Bu durumun değersizlik hissi, kaygı, depresif duygulanım ve özgüven kırılmasına yol açtığını dile getiren Taşkın, "Gerçek benliğiyle sosyal medyada sergilediği benlik arasında denge kuramayan kişi, zamanla sahici kimliğini kaybetme riskiyle karşı karşıya kalıyor." ifadesini kullandı.
"Başkaları bir şeyler yaşıyor ve ben orada değilim" düşüncesinin özellikle gençlerde kaygı, dikkat dağınıklığı ve tatminsizlik duygusunu beslediğine dikkati çeken Taşkın, "Bu kaygıyla birlikte sosyal medyayı daha sık kontrol etme, çevrim dışı kalamama gibi davranışlar gelişiyor. Bazı gençlerse bu döngüden kaçmak için gerçek sosyal ilişkilerden uzaklaşıyor, yani dijitalde var oldukça, gerçek hayatta görünmez hale geliyorlar." değerlendirmesini yaptı.

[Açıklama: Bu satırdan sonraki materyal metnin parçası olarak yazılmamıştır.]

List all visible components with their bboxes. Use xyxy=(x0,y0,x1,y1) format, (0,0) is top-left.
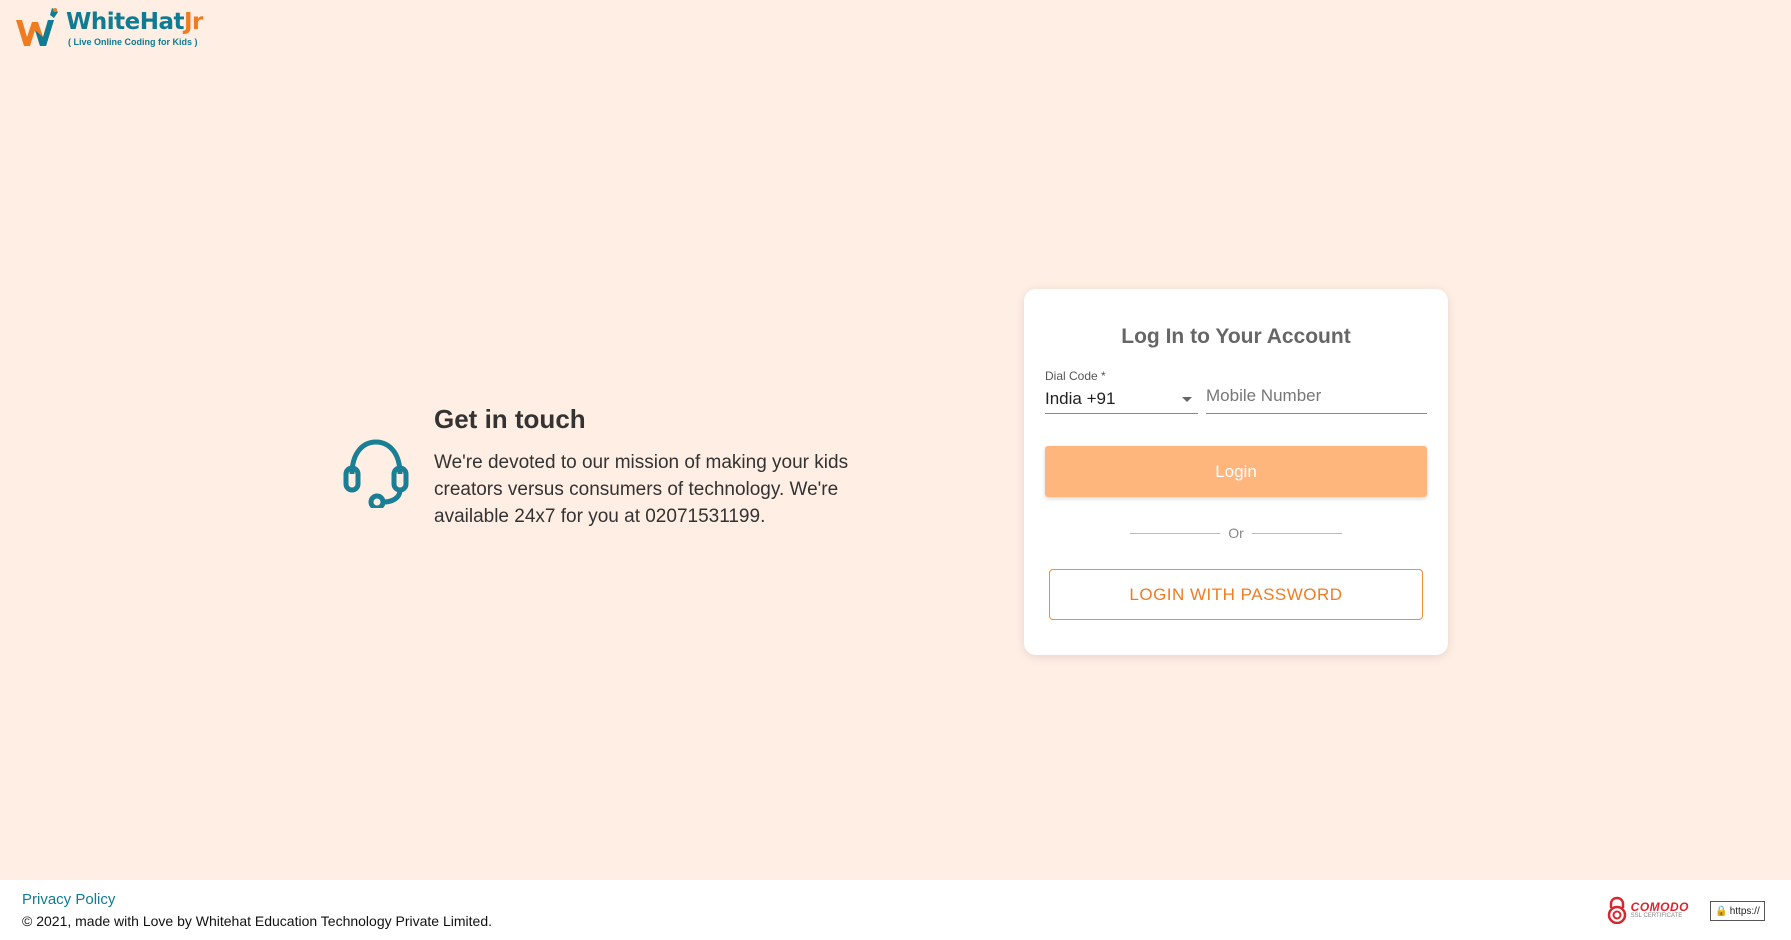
login-card: Log In to Your Account Dial Code * India… xyxy=(1024,289,1448,655)
comodo-name: COMODO xyxy=(1630,900,1689,914)
https-badge: 🔒 https:// xyxy=(1710,901,1765,921)
dial-code-select[interactable]: Dial Code * India +91 xyxy=(1045,369,1198,414)
brand-tagline: ( Live Online Coding for Kids ) xyxy=(68,37,198,47)
contact-section: Get in touch We're devoted to our missio… xyxy=(342,404,894,530)
brand-name: WhiteHatJr xyxy=(66,9,203,35)
comodo-subtitle: SSL CERTIFICATE xyxy=(1630,913,1683,919)
divider-line-left xyxy=(1130,532,1221,534)
or-text: Or xyxy=(1228,525,1244,541)
login-with-password-button[interactable]: LOGIN WITH PASSWORD xyxy=(1049,569,1423,620)
dial-code-label: Dial Code * xyxy=(1045,369,1106,383)
contact-description: We're devoted to our mission of making y… xyxy=(434,452,849,527)
privacy-policy-link[interactable]: Privacy Policy xyxy=(22,891,1791,908)
contact-title: Get in touch xyxy=(434,404,586,434)
divider-line-right xyxy=(1251,532,1342,534)
phone-input-row: Dial Code * India +91 xyxy=(1045,369,1427,414)
login-card-title: Log In to Your Account xyxy=(1121,325,1351,348)
footer: Privacy Policy © 2021, made with Love by… xyxy=(0,880,1791,940)
login-button[interactable]: Login xyxy=(1045,446,1427,497)
copyright-text: © 2021, made with Love by Whitehat Educa… xyxy=(22,913,492,929)
mobile-number-input[interactable] xyxy=(1206,384,1427,414)
headset-icon xyxy=(343,439,409,508)
dial-code-value: India +91 xyxy=(1045,389,1116,408)
chevron-down-icon[interactable] xyxy=(1182,397,1192,402)
lock-icon: 🔒 xyxy=(1715,905,1728,917)
comodo-ssl-badge: COMODO SSL CERTIFICATE xyxy=(1606,896,1689,924)
or-divider: Or xyxy=(1045,525,1427,541)
brand-logo[interactable]: WhiteHatJr ( Live Online Coding for Kids… xyxy=(14,6,203,52)
https-text: https:// xyxy=(1729,905,1760,917)
rocket-w-logo-icon xyxy=(16,8,58,46)
comodo-lock-icon xyxy=(1607,896,1626,924)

Taşkın, "Beğeni veya yeni takipçi bildirimi geldiğinde beyinde dopamin salgılanıyor. Bu da kişiye kısa süreli bir haz veriyor. Tıpkı kumar ya da alışveriş bağımlılığında olduğu gibi, bu ödül sistemi öngörülemez olduğu için kişi, 'Bir sonraki beğeni ne zaman gelecek?' düşüncesiyle ekranına daha sık bakıyor. Farkı şu, sosyal medya bağımlılığı toplumsal olarak normalleştirilmiş durumda. Bu yüzden kişi bağımlı hale geldiğini fark etmiyor, dopamin döngüsü ise giderek güçleniyor." şeklinde konuştu.